Clear geographical and ideological divisions were starkly revealed in Canada following Monday’s general election that left Prime Minister Justin Trudeau’s Liberal Party shut out from representation in two western provinces and facing a resurgent nationalist faction in the eastern French-speaking province of Quebec, report agencies.
‘Canadians woke up this morning to a more divided country,’ Conservative Party leader Andrew Scheer told reporters at a Tuesday news conference in Regina, the capital city of the western province of Saskatchewan where he was re-elected to a seat in Parliament.
‘The separatist Bloc Quebecois is back on the rise - and Alberta and Saskatchewan have completely rejected Trudeau’s policies,’ said Scheer.
The Bloc, a nationalist party established in 1991 to advocate for the province’s separation from Canada, won 32 of the 78 federal ridings in Quebec, replacing the left-of-center New Democrat Party as the third party in the House of Commons.
Trudeau’s Liberal 157-seat minority government will have 35 members of Parliament from Quebec, including Trudeau, so it won’t necessarily need the Bloc’s 32-member parliamentary caucus on side to pass legislation.
However, the Quebec-only party more than tripled its results from the 2015 Canadian election, when it only won 10 seats, and its strong showing on Monday likely helped contribute to the Liberals’ loss of a second majority government.
And like his late father and former Liberal prime minister Pierre Trudeau, who had to deal with Quebec’s first pro-separatist government during his time in office, Justin Trudeau will have the nationalist Bloc pushing the agenda of a province the federal Liberals cannot afford to alienate at a time their numbers in western Canada have diminished.
The Liberals lost all their seats in Alberta and Saskatchewan, including two held by cabinet ministers. Trudeau acknowledged the absence of representation there in his victory speech on Monday in which he told residents of both provinces that they are ‘an essential part of our great country.’
‘I’ve heard your frustration, and I want to be there to support you,’ the prime minister said.
Trouble is the separatist woes Trudeau is spared in Quebec now confront him in oil-rich Alberta province, where a once-simmering ‘Wexit movement’, a western Canadian version of Brexit, was ignited following the Liberals’ minority win in this week’s election.

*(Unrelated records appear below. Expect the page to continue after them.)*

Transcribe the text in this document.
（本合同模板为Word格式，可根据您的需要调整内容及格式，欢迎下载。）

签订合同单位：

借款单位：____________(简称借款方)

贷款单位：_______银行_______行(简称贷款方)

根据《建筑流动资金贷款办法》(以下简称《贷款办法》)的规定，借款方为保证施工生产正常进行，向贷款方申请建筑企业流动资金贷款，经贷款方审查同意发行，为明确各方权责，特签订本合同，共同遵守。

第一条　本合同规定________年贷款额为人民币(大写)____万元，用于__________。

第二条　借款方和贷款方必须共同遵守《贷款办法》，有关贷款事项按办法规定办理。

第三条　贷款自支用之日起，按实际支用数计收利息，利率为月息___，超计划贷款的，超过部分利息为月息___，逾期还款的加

The VoteWexit.com Facebook group’s membership was over 205,000 as of Wednesday, a more than 10,000-member increase over the past 30 days, and Trudeau is a target of the online anger.
Yet while humbled by a reduced parliamentary seat-count, the Liberals have not had the question of leadership raised since the election as it has with the Conservatives, who won 121 seats and more votes (nearly 6.2 million) than any other political party, including the Liberals, who received some 5.9 million ballots.
But in this year’s election, the Conservatives failed to win more seats than the Liberals in Canada’s two most populous provinces of Ontario and Quebec, where Scheer’s social conservatism is broadly less popular than Trudeau’s progressive agenda.
Expectations were high that 40-year-old Scheer would exploit the Liberals’ past-year scandals involving Canadian construction giant SNC-Lavalin and images that surfaced of Trudeau in blackface.
In an online Ipsos poll for Global News taken on election day in which 9,437 voters were asked their views of what each of the four main Canadian political leaders should do if their parties fail to form a majority government, 63 percent thought that Scheer should resign.
When asked Tuesday whether he would remain as leader, Scheer said he would be ‘staying on’ to head the Conservatives as the ‘strongest’ official opposition, by seat-count, in Canadian history.
Yet, if more than half of members favor a leadership race, Scheer, a former and the youngest-ever speaker of the House of Commons, could face another contest.